Perdido 03

Perdido 03

Wednesday, July 1, 2015

Cuomo Calling Around, Trying To Get Dems To Stand With Him Against De Blasio

Well, that didn't take long.

Yesterday Mayor Bill de Blasio unloaded on Governor Andrew Cuomo, calling him a transactional politician who governs by vendetta and has no political allegiance to anything or anybody except his own career.

Today, Cuomo starts the counterattack:


So far, it's been de Blasio who's gotten backing from fellow Dems.

Yesterday there was this in Ross Barkan's Observer piece on the feud:

Among top Democrats in New York, Mr. Cuomo is virtually friendless. He has burned bridges with Sen. Charles Schumer, Attorney General Eric Schneiderman and State Comptroller Thomas DiNapoli. Ditto the rank-and-file party activists motivated more by ideology than Mr. Cuomo’s centrist pragmatism.

...

An Albany Democrat was similarly blunt.

“I think what you are seeing is that the governor has no friends and that is because he has no actual beliefs and vision,” the Democrat said. “He just wants to win.”

State Senator Mark Panepinto went on record last night backing de Blasio in the battle with Cuomo:
During a wide-ranging CapTon interview last night, Buffalo Sen. Marc Panepinto unleashed on the governor, saying he had “lined up with the Senate Republicans against the mayor of New York City” during the end of the 2015 session.

“Poor Mayor de Blasio,” Panepinto said. “There wasn’t one thing that the governor agreed with him on, even though they share a party affiliation.”

The senator’s comments echoed the mayor’s very public venting of his frustrations with the governor over the past six months, which included an accusation that the Senate Republicans were under Cuomo’s “control” when it came to thwarting NYC’s agenda.

Panepinto insisted he has a “great deal of respect for the governor, but he wants to rule the Democratic Party with an iron fist.”

“We’re a party of inclusion we’re a party of discussion…and it’s been my impression during my short time in state government that Governor Cuomo often doesn’t like those debates,” the senator said. 

Cuomo privately backed Panepinto's Republican opponent, former state Senator Mark Grisanti, last November as payback for Grisanti's backing Cuomo on gay marriage, so Panepinto owes Cuomo nothing.
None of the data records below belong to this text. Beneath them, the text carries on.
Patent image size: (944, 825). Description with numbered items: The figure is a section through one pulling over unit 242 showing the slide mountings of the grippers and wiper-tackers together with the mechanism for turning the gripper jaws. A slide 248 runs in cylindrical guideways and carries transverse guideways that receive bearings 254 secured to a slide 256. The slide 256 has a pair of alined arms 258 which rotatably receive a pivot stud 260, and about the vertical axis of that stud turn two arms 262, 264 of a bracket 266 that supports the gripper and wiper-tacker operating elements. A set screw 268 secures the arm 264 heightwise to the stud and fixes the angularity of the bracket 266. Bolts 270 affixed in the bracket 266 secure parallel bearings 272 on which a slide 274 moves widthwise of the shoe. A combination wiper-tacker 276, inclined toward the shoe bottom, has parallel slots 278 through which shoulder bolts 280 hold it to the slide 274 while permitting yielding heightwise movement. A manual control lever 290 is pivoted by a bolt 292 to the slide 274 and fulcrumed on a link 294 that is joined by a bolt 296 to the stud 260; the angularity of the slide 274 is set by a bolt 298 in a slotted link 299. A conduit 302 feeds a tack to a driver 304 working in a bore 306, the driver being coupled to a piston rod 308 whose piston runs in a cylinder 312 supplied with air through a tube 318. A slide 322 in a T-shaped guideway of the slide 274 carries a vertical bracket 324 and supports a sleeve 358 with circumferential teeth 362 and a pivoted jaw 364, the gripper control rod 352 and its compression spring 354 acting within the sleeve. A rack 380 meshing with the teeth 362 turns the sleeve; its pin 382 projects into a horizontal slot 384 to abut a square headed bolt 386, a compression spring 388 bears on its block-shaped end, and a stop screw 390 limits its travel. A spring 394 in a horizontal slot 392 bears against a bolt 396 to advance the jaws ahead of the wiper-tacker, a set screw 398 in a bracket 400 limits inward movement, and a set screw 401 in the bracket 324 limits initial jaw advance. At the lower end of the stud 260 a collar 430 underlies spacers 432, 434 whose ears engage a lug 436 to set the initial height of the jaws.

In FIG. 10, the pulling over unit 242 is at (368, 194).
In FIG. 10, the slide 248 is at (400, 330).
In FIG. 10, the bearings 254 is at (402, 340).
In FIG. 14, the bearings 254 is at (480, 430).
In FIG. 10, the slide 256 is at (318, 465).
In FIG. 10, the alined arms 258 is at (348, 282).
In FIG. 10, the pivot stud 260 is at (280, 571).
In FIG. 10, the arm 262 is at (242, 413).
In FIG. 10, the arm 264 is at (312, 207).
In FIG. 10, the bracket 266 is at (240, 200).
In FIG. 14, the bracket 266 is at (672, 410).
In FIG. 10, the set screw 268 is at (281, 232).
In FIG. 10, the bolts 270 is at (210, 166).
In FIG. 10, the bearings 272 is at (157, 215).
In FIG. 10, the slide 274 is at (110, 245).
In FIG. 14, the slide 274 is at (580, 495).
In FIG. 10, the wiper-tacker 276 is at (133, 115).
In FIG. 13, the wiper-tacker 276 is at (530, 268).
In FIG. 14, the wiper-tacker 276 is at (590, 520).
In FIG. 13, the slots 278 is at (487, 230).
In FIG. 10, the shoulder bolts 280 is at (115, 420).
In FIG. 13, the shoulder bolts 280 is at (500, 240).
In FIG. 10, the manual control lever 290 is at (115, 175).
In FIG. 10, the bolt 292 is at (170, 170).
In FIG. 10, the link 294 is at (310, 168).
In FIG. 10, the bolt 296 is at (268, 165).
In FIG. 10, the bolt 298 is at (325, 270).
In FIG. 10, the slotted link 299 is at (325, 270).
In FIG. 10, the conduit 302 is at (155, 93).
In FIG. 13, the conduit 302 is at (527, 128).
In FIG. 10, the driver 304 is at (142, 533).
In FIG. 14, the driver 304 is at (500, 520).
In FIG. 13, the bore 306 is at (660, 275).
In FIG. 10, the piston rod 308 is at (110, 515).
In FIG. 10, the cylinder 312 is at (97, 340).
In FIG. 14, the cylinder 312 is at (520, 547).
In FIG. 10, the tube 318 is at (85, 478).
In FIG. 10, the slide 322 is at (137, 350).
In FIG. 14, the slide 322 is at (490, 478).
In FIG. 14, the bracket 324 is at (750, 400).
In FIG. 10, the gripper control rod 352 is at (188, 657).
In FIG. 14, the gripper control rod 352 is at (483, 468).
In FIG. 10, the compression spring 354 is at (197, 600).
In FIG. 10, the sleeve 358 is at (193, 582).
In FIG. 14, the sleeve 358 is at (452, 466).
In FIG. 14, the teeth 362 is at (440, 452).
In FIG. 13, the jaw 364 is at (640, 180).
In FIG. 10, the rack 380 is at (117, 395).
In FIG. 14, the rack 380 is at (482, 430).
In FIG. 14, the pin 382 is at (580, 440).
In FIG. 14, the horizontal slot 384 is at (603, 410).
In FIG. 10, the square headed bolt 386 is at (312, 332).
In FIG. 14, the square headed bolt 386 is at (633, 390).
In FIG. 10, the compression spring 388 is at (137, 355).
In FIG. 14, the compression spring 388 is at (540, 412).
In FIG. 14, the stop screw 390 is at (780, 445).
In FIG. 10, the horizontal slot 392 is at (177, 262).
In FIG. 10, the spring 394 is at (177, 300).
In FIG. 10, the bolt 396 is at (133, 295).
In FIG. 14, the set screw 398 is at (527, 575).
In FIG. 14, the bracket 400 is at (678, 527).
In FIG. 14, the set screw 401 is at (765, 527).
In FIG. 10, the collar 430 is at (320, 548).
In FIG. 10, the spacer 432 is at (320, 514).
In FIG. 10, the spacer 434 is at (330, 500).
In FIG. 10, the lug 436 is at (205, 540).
Still, you've already got one Dem on record echoing de Blasio's remarks and at least one Dem off the record doing the same.

We'll see how many Dems come out to support Cuomo - I suspect we'll see a few who owe either their jobs or their political relevance to Cuomo back him.

That means the inevitable David Paterson statement of support (though as Louis Flores pointed out, Cuomo played games with Paterson back in the day too) and a few others.

Political consultants who've worked for Cuomo will warn us that de Blasio is wrong here (you know, like Hank Scheinkopf), but again, they'll have expedient reasons to do so.

Otherwise, I bet Cuomo's going to have some trouble getting fellow Democrats or party activists to publicly back him.

After all the years of screw jobs, Cuomo has alienated nearly everybody in the political establishment and sits isolated in his darkened room on the second floor making his phone calls that nobody wants to get or act upon.

3 comments:

  1. Cuomo has no friends. Only enemies.

    ReplyDelete
  2. Nah...Cuomo will scratch together enough support. It may be thin, but then it doesn't have to be substantial. Basically he is trying to get some names on his side so when he lays the pimphand down, it will look like its not just a Cuomo act of revenge, but a statement validated by others.

    And really, do we really think NYS Dems are going to start growing a spine now, en masse? No.

    ReplyDelete
  3. Traitor: a person who betrays a friend, country, principle, etc.

    Synonyms: back stabber, turncoat, defector, deserter, mole, snitch, double-agent, Benedict Arnold, Judas, rat, scab, Fink, double-crosser.